Contando sul fatto che Israele è indiscutibilmente una minuscola isola immersa in un grande mare ostile, la convinzione di poter vincere la guerra pur perdendo innumerevoli battaglie, rende l’ideologia dello scontro perpetuo molto difficile, forse impossibile, da sconfiggere.
“Non sarà la morte di Sinwar e degli altri leader islamisti a cambiare le cose”, avverte infatti Paola Caridi, esperta di Hamas.

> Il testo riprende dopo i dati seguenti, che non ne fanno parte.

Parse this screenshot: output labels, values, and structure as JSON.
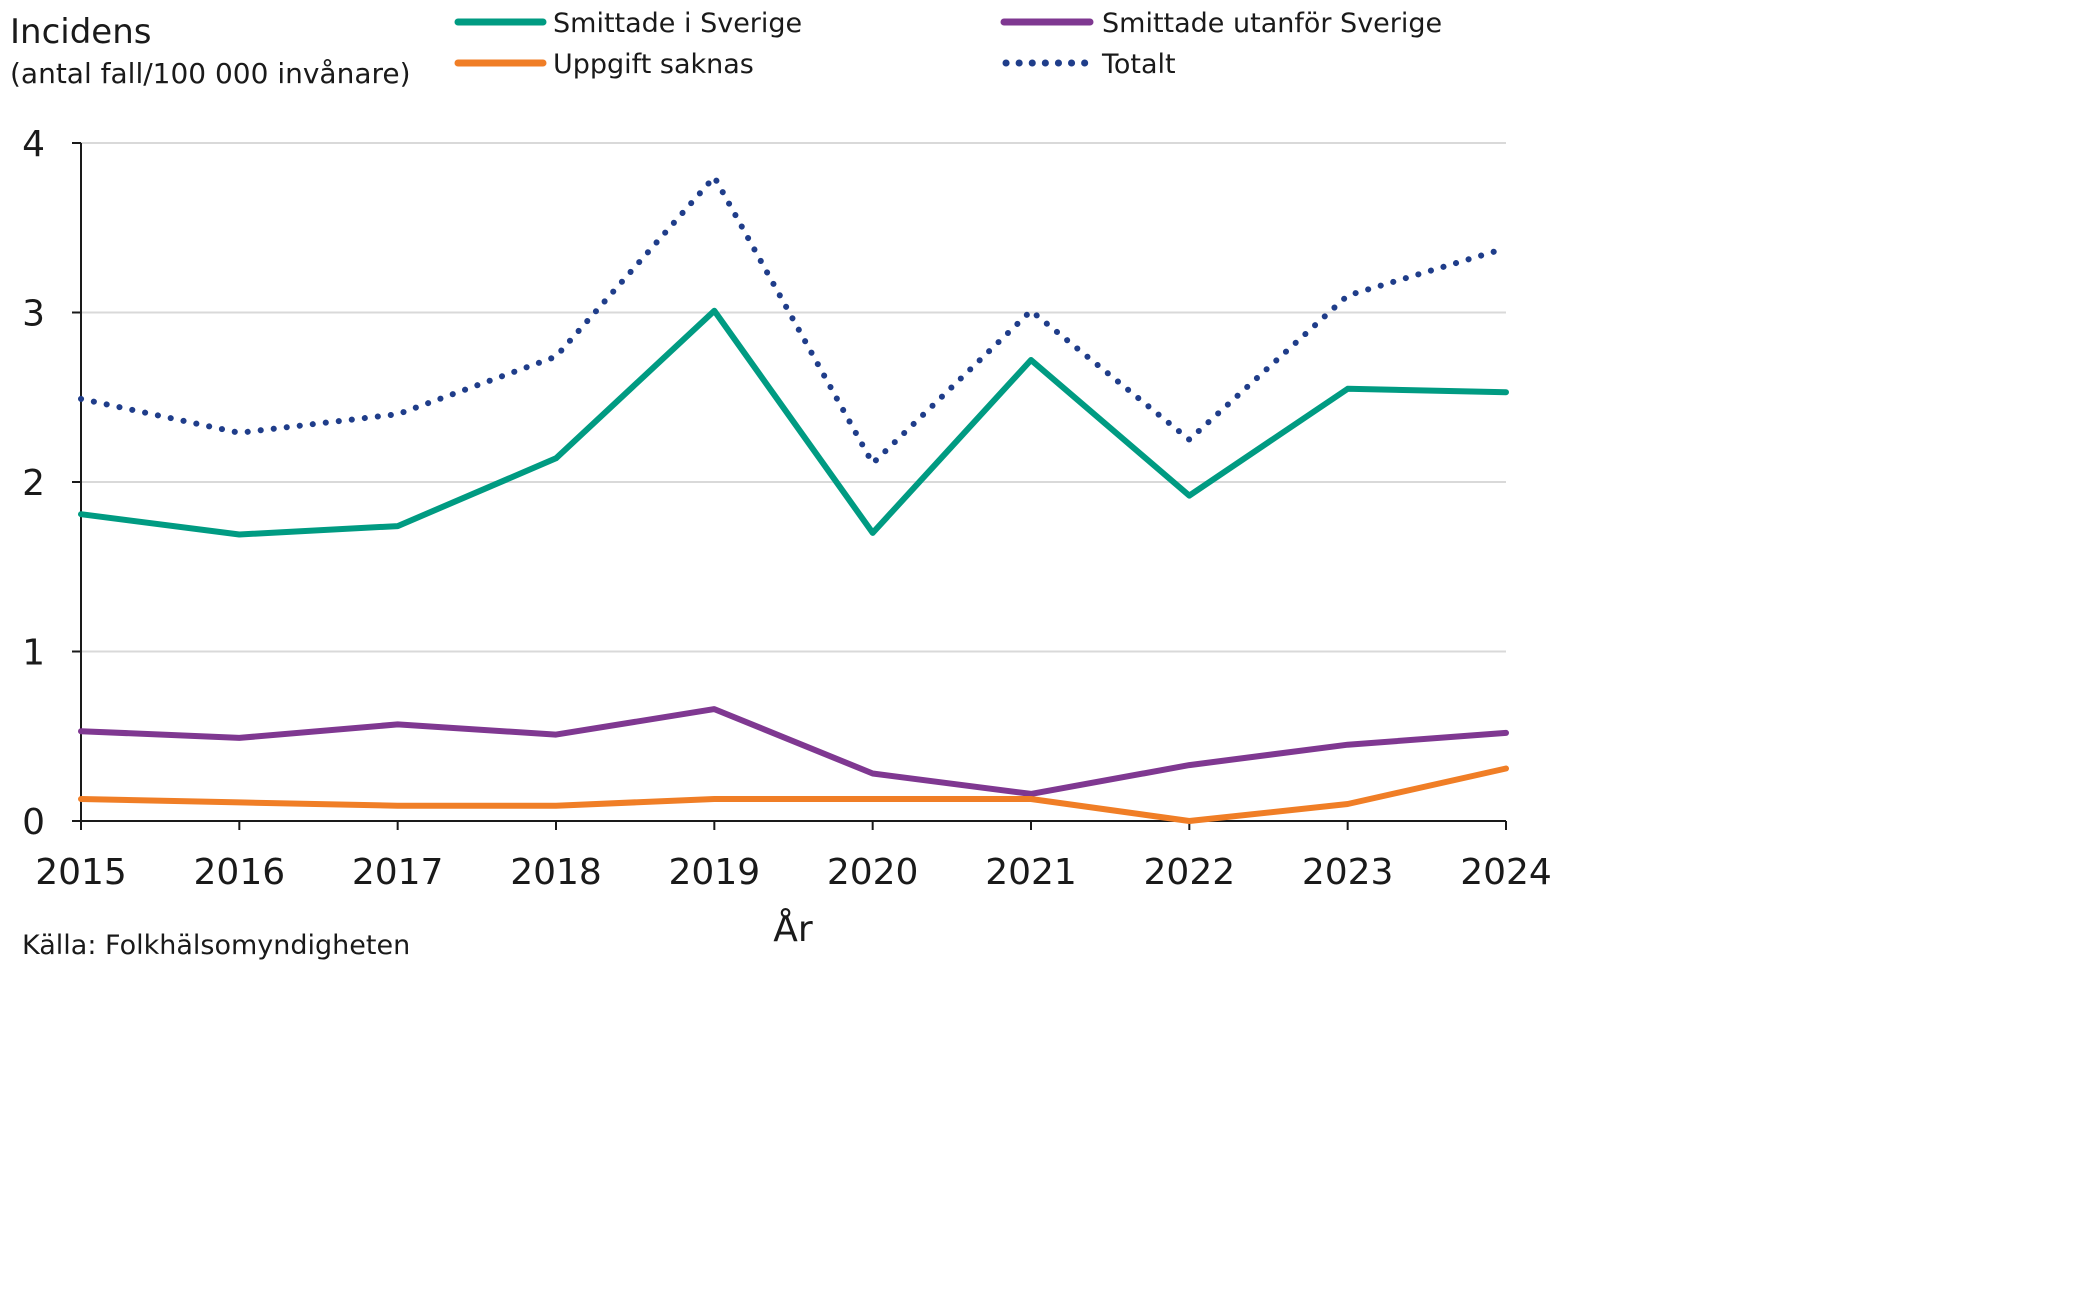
{
  "chart_data": {
    "type": "line",
    "title": "",
    "ylabel": "Incidens",
    "ylabel_sub": "(antal fall/100 000 invånare)",
    "xlabel": "År",
    "source": "Källa: Folkhälsomyndigheten",
    "x": [
      2015,
      2016,
      2017,
      2018,
      2019,
      2020,
      2021,
      2022,
      2023,
      2024
    ],
    "x_tick_labels": [
      "2015",
      "2016",
      "2017",
      "2018",
      "2019",
      "2020",
      "2021",
      "2022",
      "2023",
      "2024"
    ],
    "ylim": [
      0,
      4
    ],
    "y_ticks": [
      0,
      1,
      2,
      3,
      4
    ],
    "y_tick_labels": [
      "0",
      "1",
      "2",
      "3",
      "4"
    ],
    "grid": true,
    "legend_position": "top",
    "series": [
      {
        "name": "Smittade i Sverige",
        "color": "#009B82",
        "style": "solid",
        "values": [
          1.81,
          1.69,
          1.74,
          2.14,
          3.01,
          1.7,
          2.72,
          1.92,
          2.55,
          2.53
        ]
      },
      {
        "name": "Smittade utanför Sverige",
        "color": "#7F3891",
        "style": "solid",
        "values": [
          0.53,
          0.49,
          0.57,
          0.51,
          0.66,
          0.28,
          0.16,
          0.33,
          0.45,
          0.52
        ]
      },
      {
        "name": "Uppgift saknas",
        "color": "#F07E26",
        "style": "solid",
        "values": [
          0.13,
          0.11,
          0.09,
          0.09,
          0.13,
          0.13,
          0.13,
          0.0,
          0.1,
          0.31
        ]
      },
      {
        "name": "Totalt",
        "color": "#1F3D8A",
        "style": "dotted",
        "values": [
          2.49,
          2.29,
          2.4,
          2.74,
          3.8,
          2.11,
          3.01,
          2.25,
          3.1,
          3.38
        ]
      }
    ]
  }
}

Forse solo una lenta e progressiva normalizzazione di Israele all’interno del mondo arabo potrà farlo. E questo passa necessariamente da due fattori: il contenimento e ridimensionamento dell’Iran e, con esso, un sostanziale ridimensionamento anche delle organizzazioni islamiste più radicali, seguito poi dalla creazione di uno stato indipendente di Palestina all’interno di confini concordati. Da realizzare con il supporto e la collaborazione dei paesi arabi nel quadro di un allargamento degli Accordi di Abramo all’Arabia saudita. In questa prospettiva chi governerà Israele dovrà necessariamente scaricare i coloni più estremisti e le formazioni messianiche più deliranti. Ed è ipotizzabile che possa essere anche un politico di lungo corso, molto pragmatico, come Benjamin Netanyahu.
Resta aperta l’incognita palestinese. In che misura questi accordi potranno trovare una qualche approvazione se ancora un mese fa, alla domanda “quale di questi partiti appoggi?”, la risposta era “Hamas” per la maggioranza dei palestinesi (36%)? La decapitazione del gruppo dirigente di Hamas, completata con la morte di Sinwar, modificherà la convinzione che Hamas sia il partito preferito dai palestinesi?